In Remembrance Of Jennilynn

Yes, it might be a bit oxymoronic but death, above all things, has a way of sucking life out of you. I remember, without any emotion, the words of Kahlil Gibrahn: Love, like death, changes everything. How right he was.

Jennilynn had a bright smile. She could light up a dark night faster than the rising sun. Her cheer brought joy to every heart around her. Most of all, she brought me joy.

Jenni was afflicted with Down Syndrome. She was fifteen but looked ten or eleven. The presence of Down Syndrome was quite obvious by her appearance but, by her demeanor, one had to wonder if she ever knew of her own affliction. No matter how much I felt the destitution of life in poverty there, she brought back the basics to me: life is what you make it and you take one day at a time. Jennilynn & Jennifer

It was somber turning forty. It really tore me knowing that I turned that corner of life at the same time she was taking her final breaths. Were she older and less known then perhaps I wouldn’t consider her so much but she was, in literal words, one of the biggest joys I have ever known. The knowledge of her passing made me weep and I tear up thinking about it now.

Jenni had complained of migraines for several days and they grew steadily worse. Her parents, like most in poverty, had no money to take her to the hospital. By the time they had borrowed enough to take her, she had already passed. I would have maxed every credit card had I known! How little money is worth.

The death of a little one is tragic and no parent should have to bury a child. To live is Christ and to die is gain so perhaps my tears are selfish.

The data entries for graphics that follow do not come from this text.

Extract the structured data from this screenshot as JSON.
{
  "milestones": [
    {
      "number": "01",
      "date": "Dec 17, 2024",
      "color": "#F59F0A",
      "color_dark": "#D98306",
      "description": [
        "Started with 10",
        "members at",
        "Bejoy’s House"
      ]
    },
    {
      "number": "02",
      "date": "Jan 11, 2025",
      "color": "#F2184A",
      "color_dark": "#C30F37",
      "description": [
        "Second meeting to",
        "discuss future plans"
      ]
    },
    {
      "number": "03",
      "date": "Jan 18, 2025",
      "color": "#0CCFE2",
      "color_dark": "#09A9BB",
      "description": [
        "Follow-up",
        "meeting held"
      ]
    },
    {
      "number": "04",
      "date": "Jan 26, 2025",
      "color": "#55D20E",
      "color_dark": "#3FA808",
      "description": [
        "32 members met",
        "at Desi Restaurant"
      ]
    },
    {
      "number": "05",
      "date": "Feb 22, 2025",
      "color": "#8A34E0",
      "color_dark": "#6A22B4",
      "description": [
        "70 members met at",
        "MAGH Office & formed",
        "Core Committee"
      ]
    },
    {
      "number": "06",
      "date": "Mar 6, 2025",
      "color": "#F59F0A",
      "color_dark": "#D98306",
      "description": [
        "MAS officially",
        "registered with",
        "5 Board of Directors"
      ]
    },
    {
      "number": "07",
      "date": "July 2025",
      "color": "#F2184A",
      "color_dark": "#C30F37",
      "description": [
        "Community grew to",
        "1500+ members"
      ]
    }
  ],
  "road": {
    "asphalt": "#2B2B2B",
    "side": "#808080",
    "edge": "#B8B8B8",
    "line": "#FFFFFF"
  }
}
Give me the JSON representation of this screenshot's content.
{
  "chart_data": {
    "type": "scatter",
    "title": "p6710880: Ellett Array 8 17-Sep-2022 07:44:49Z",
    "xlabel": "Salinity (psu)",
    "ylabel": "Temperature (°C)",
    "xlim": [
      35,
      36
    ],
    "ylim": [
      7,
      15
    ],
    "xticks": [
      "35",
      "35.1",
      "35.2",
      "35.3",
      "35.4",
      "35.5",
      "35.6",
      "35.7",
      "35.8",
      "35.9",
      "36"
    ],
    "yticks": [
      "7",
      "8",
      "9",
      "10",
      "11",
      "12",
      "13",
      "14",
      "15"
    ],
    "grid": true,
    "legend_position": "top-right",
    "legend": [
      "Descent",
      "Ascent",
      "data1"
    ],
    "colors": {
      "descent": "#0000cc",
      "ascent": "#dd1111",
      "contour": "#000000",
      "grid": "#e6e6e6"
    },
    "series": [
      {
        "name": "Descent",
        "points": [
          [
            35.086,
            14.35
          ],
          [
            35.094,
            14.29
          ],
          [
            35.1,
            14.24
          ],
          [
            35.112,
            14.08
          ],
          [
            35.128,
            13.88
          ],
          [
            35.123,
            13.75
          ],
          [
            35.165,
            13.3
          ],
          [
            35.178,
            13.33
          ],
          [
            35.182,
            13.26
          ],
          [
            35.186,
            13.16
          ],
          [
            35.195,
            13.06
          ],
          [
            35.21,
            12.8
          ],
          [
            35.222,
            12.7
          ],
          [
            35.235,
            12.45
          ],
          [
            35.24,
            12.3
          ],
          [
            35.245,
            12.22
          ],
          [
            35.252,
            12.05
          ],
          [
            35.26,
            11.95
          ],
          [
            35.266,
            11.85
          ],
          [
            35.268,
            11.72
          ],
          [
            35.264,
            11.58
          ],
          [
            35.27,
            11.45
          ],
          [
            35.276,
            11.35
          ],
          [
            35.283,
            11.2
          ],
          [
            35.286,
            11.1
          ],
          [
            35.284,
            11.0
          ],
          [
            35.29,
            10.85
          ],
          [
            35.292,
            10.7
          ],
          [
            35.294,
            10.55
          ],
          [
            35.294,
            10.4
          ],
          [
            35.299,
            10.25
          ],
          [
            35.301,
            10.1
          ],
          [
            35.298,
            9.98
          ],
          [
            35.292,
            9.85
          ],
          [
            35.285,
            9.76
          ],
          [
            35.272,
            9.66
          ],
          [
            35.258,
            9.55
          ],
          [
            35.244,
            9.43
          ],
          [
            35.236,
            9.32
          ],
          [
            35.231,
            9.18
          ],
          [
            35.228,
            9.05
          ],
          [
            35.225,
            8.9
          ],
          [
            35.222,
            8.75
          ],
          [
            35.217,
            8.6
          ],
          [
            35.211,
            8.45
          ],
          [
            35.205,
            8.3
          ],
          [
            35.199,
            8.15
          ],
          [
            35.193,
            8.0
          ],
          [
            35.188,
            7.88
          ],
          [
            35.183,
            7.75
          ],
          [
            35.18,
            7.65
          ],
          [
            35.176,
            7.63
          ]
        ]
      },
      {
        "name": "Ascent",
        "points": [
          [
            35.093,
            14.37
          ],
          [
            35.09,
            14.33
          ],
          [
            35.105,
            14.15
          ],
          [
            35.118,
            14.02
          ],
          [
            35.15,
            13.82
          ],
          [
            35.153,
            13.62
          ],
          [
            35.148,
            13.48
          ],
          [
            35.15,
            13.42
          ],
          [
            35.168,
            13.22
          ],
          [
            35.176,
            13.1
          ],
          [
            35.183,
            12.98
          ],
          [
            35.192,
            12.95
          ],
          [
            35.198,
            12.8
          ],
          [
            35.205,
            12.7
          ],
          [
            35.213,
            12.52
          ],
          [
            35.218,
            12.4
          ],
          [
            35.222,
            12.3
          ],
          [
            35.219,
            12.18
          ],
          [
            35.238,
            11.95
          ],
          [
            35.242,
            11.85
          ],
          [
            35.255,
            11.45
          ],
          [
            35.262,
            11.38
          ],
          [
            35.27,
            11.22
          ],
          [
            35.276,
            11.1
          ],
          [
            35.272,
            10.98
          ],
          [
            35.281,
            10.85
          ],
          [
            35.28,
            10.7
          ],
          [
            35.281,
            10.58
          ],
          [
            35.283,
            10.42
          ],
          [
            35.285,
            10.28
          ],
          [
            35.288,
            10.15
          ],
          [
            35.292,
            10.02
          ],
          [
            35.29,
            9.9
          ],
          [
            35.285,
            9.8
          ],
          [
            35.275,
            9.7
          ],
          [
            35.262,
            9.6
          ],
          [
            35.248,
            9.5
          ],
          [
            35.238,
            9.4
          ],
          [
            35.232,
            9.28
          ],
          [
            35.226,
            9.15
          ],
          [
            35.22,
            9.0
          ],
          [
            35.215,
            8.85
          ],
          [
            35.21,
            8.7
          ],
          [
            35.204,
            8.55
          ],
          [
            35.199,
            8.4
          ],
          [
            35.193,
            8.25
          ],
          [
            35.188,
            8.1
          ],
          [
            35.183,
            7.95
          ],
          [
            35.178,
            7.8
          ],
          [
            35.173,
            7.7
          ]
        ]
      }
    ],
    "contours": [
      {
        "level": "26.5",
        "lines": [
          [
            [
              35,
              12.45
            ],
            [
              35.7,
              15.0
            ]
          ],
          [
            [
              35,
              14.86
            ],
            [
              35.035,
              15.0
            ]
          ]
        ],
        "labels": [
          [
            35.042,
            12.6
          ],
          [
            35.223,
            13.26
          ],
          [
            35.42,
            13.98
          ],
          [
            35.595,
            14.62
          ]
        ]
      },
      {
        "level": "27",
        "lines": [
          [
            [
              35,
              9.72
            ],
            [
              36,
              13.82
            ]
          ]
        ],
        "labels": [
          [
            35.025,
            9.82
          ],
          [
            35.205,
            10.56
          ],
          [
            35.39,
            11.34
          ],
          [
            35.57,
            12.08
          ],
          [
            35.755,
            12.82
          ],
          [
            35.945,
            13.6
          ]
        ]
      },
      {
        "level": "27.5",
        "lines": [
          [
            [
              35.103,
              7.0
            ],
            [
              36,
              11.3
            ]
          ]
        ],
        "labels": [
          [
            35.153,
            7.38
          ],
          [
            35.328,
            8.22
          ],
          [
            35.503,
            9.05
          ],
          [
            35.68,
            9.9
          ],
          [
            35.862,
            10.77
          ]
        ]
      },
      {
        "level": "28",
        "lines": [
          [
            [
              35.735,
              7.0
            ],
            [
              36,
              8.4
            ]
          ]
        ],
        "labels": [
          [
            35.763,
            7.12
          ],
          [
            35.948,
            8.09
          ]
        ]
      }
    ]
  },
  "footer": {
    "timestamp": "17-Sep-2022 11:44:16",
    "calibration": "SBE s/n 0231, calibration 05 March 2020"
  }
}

I will forever remember her and the way she greeted me first every time I visited. My little barangay in the jungle will never be the same. I really wish I could hug her one last time.

3 Responses to In Remembrance Of Jennilynn

  1. bruce j kokko

    November 27, 2012 at 5:32 pm

    Thanks, Jon, for reminding us of what’s important. I grieve your loss.

  2. Jon Kokko

    November 27, 2012 at 9:16 pm

    Thanks Bruce. It’s been a rough month.

  3. bruce j kokko

    December 25, 2012 at 2:37 pm

    Merry Christmas, Jon. I’ve been concerned about you, my friend. You are in my prayers.